Eight more years have passed. Christopher Lidle is 16 now, a sophomore in high school, and just last week passed his driver's test.
He's left-handed, not right-handed like Cory, and he kicks a football instead of throwing a baseball. The latter is by design. Although Christopher dabbled in baseball, he never took to it. Every now and then, he toys with picking it up again, only for Melanie to gently nudge him back to football, the sport he chose, instead of the game his father played.
"I just didn't want him to be out there because of his name," she says. "Cory Lidle is everywhere ... I wanted him to earn everything he has."
But the older he gets, the more Melanie recognizes Cory in him. Cory adored In-N-Out – the family even commissioned a truck to cater his funeral - and Christopher's favorite post-practice meal is a three-by-three cheeseburger from the same chain. He insists on smelling his food before he eats it, just like Cory used to do. He has Cory's eyes, brown and full-lashed. His gait, too.
"He'll turn a certain way and it's just Cory," she says.
Perhaps best of all, Christopher has Cory's self-assurance. Melanie remembers a game from years ago when Cory let in back-to-back-to-back home runs. She slinked back to the hotel early and braced herself for her husband's arrival, certain he would be angry or frustrated or ashamed. Instead, he laughed it off.
"What am I going to do?" he shrugged.
Now, Christopher, a teenage boy who, according to Melanie, still can't grow any facial hair, is totally at ease with himself. "Trying to embarrass that kid is almost impossible and I think that's how Cory was," she says. "They like to laugh at themselves." She knows Cory would be proud of him, but it only blunts the pain so much. "I always wish he could see him now ... literally sit here and Chris sit here, and see how what a great kid he's become," she says.
Melanie lives across the street from Shaun Cody, a defensive tackle who spent eight seasons in the NFL and now covers USC games for ESPN Radio.

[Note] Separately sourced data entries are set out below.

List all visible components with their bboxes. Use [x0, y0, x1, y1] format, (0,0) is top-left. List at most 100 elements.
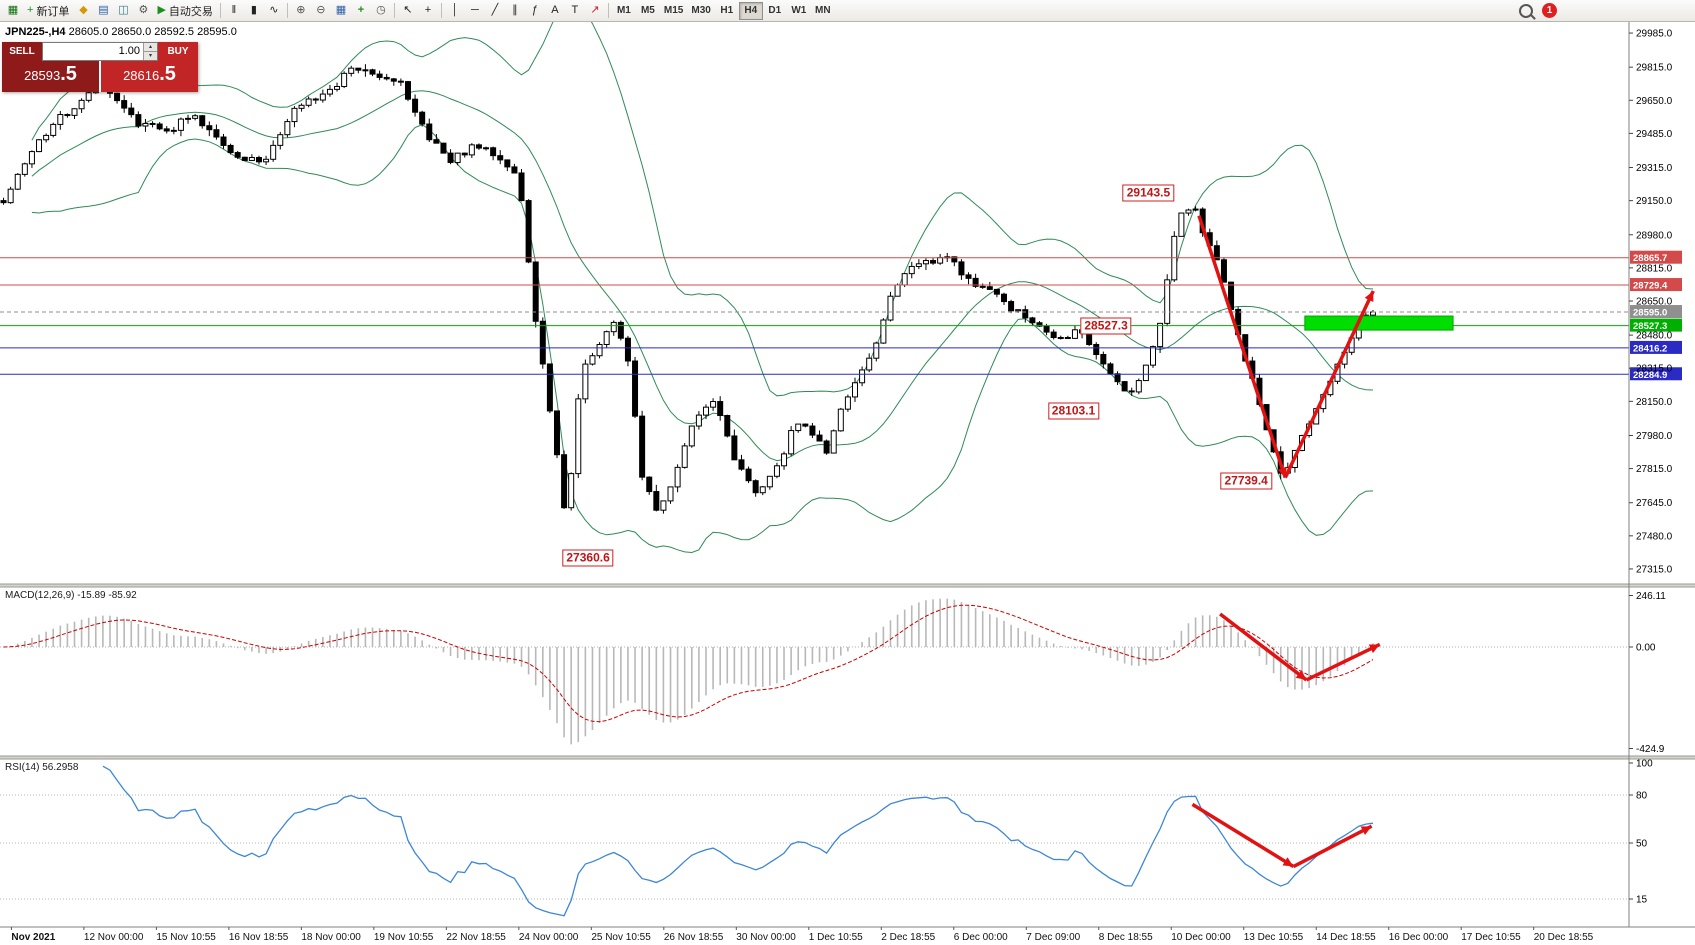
svg-text:29315.0: 29315.0: [1636, 163, 1673, 174]
svg-text:-424.9: -424.9: [1636, 744, 1665, 755]
play-icon: ▶: [157, 4, 166, 16]
svg-text:25 Nov 10:55: 25 Nov 10:55: [591, 932, 651, 943]
svg-text:24 Nov 00:00: 24 Nov 00:00: [519, 932, 579, 943]
svg-text:27815.0: 27815.0: [1636, 464, 1673, 475]
trendline-button[interactable]: ╱: [485, 2, 505, 20]
price-annotation[interactable]: 28527.3: [1080, 317, 1132, 335]
strategy-tester-button[interactable]: ⚙: [133, 2, 153, 20]
bar-chart-button[interactable]: ‖: [224, 2, 244, 20]
timeframe-m1-button[interactable]: M1: [612, 2, 636, 20]
svg-text:100: 100: [1636, 759, 1653, 770]
toolbar-right-group: 1: [1519, 3, 1695, 18]
tester-icon: ⚙: [138, 4, 149, 16]
market-watch-button[interactable]: ▤: [93, 2, 113, 20]
timeframe-m5-button[interactable]: M5: [636, 2, 660, 20]
cursor-tool-button[interactable]: ↖: [398, 2, 418, 20]
toolbar-separator: [607, 3, 609, 18]
data-window-button[interactable]: ◫: [113, 2, 133, 20]
horizontal-line-icon: ─: [471, 4, 479, 16]
profiles-button[interactable]: ◆: [73, 2, 93, 20]
svg-text:28480.0: 28480.0: [1636, 331, 1673, 342]
period-button[interactable]: ◷: [371, 2, 391, 20]
svg-text:Nov 2021: Nov 2021: [11, 932, 55, 943]
data-window-icon: ◫: [118, 4, 129, 16]
channel-button[interactable]: ∥: [505, 2, 525, 20]
fibonacci-button[interactable]: ƒ: [525, 2, 545, 20]
channel-icon: ∥: [512, 4, 518, 16]
buy-button[interactable]: BUY: [158, 42, 198, 61]
svg-text:16 Nov 18:55: 16 Nov 18:55: [229, 932, 289, 943]
timeframe-w1-button[interactable]: W1: [787, 2, 811, 20]
search-icon[interactable]: [1519, 3, 1533, 18]
toolbar-separator: [219, 3, 221, 18]
autotrading-button[interactable]: ▶ 自动交易: [153, 2, 216, 20]
price-annotation[interactable]: 28103.1: [1047, 402, 1100, 420]
crosshair-tool-button[interactable]: +: [418, 2, 438, 20]
label-tool-button[interactable]: T: [565, 2, 585, 20]
one-click-trading-panel: SELL 1.00 ▴ ▾ BUY 28593.5 28616.5: [2, 42, 198, 92]
svg-text:8 Dec 18:55: 8 Dec 18:55: [1099, 932, 1153, 943]
macd-label: MACD(12,26,9) -15.89 -85.92: [5, 590, 137, 601]
chart-symbol: JPN225-,H4: [5, 26, 66, 38]
label-icon: T: [571, 4, 579, 16]
volume-input[interactable]: 1.00 ▴ ▾: [42, 42, 158, 61]
sell-button[interactable]: SELL: [2, 42, 42, 61]
fibonacci-icon: ƒ: [531, 4, 538, 16]
svg-text:80: 80: [1636, 791, 1648, 802]
svg-text:28729.4: 28729.4: [1633, 281, 1668, 292]
clock-icon: ◷: [376, 4, 386, 16]
price-annotation[interactable]: 27739.4: [1220, 472, 1272, 490]
buy-price-main: 28616: [123, 68, 160, 83]
profiles-icon: ◆: [79, 4, 88, 16]
line-chart-button[interactable]: ∿: [264, 2, 284, 20]
volume-up-button[interactable]: ▴: [144, 43, 157, 52]
new-chart-button[interactable]: ▦: [3, 2, 23, 20]
vertical-line-button[interactable]: │: [445, 2, 465, 20]
chart-ohlc-values: 28605.0 28650.0 28592.5 28595.0: [68, 26, 237, 38]
svg-text:10 Dec 00:00: 10 Dec 00:00: [1171, 932, 1231, 943]
zoom-out-button[interactable]: ⊖: [311, 2, 331, 20]
timeframe-m15-button[interactable]: M15: [660, 2, 687, 20]
svg-text:28595.0: 28595.0: [1633, 308, 1667, 319]
text-tool-button[interactable]: A: [545, 2, 565, 20]
svg-text:28315.0: 28315.0: [1636, 364, 1673, 375]
timeframe-m30-button[interactable]: M30: [687, 2, 714, 20]
svg-text:6 Dec 00:00: 6 Dec 00:00: [954, 932, 1008, 943]
arrows-tool-button[interactable]: ↗: [585, 2, 605, 20]
svg-text:18 Nov 00:00: 18 Nov 00:00: [301, 932, 361, 943]
svg-text:28815.0: 28815.0: [1636, 263, 1673, 274]
price-chart[interactable]: 28865.7 28729.4 28595.0 28527.3 28416.2 28284…: [0, 22, 1695, 945]
svg-text:27480.0: 27480.0: [1636, 531, 1673, 542]
svg-text:15 Nov 10:55: 15 Nov 10:55: [156, 932, 216, 943]
autotrading-label: 自动交易: [168, 5, 213, 18]
svg-text:12 Nov 00:00: 12 Nov 00:00: [84, 932, 144, 943]
tile-windows-button[interactable]: ▦: [331, 2, 351, 20]
timeframe-h4-button[interactable]: H4: [738, 1, 763, 20]
svg-text:28416.2: 28416.2: [1633, 343, 1667, 354]
svg-text:28150.0: 28150.0: [1636, 397, 1673, 408]
horizontal-line-button[interactable]: ─: [465, 2, 485, 20]
zoom-out-icon: ⊖: [316, 4, 326, 16]
zoom-in-button[interactable]: ⊕: [291, 2, 311, 20]
notification-badge[interactable]: 1: [1542, 3, 1557, 18]
indicators-icon: +: [357, 4, 365, 16]
indicators-button[interactable]: +: [351, 2, 371, 20]
candlestick-chart-button[interactable]: ▮: [244, 2, 264, 20]
chart-canvas[interactable]: 28865.7 28729.4 28595.0 28527.3 28416.2 28284…: [0, 22, 1695, 945]
toolbar-separator: [286, 3, 288, 18]
timeframe-mn-button[interactable]: MN: [811, 2, 835, 20]
svg-text:50: 50: [1636, 839, 1648, 850]
new-order-button[interactable]: + 新订单: [23, 2, 73, 20]
price-annotation[interactable]: 29143.5: [1122, 184, 1175, 202]
sell-price-display[interactable]: 28593.5: [2, 61, 99, 92]
price-annotation[interactable]: 27360.6: [562, 549, 614, 567]
buy-price-display[interactable]: 28616.5: [101, 61, 198, 92]
crosshair-icon: +: [424, 4, 432, 16]
svg-text:1 Dec 10:55: 1 Dec 10:55: [809, 932, 863, 943]
svg-text:30 Nov 00:00: 30 Nov 00:00: [736, 932, 796, 943]
zoom-in-icon: ⊕: [296, 4, 306, 16]
cursor-icon: ↖: [403, 4, 413, 16]
timeframe-d1-button[interactable]: D1: [763, 2, 787, 20]
timeframe-h1-button[interactable]: H1: [715, 2, 739, 20]
volume-down-button[interactable]: ▾: [144, 52, 157, 60]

Occasionally she wonders what Cory would have done for his own post-playing career.. She can never quite decide what it would be, mostly because, "truthfully, I don't know what he possibly could have done still."
"He lived life to the fullest," she adds. "Maybe that's why he was taken away, because he fulfilled what he wanted to do."
Mother and son have their own ritual on October 11. Cory's grave sits at the very top of Forest Lawn Cemetery. Each year, the two of them walk up there with flowers. Then, they sit. Neither say much of anything. "We just sit there and just miss him," she says. They'll go back a few more times with other family members, but they always begin alone.
It has become easier to stay away the rest of the year. Melanie has a good life, and time has made the loss more bearable. "Everyone's kind of made peace with it," she says, but even if she hadn't, she knows Cory wouldn't want her lingering too much. "Probably every year is too much for him," she says of their gravesite visits.
Melanie knows exactly what he would say. You don't dwell on the past. Just live.
"That's what he would want," she says. She's doing her best to give it to him.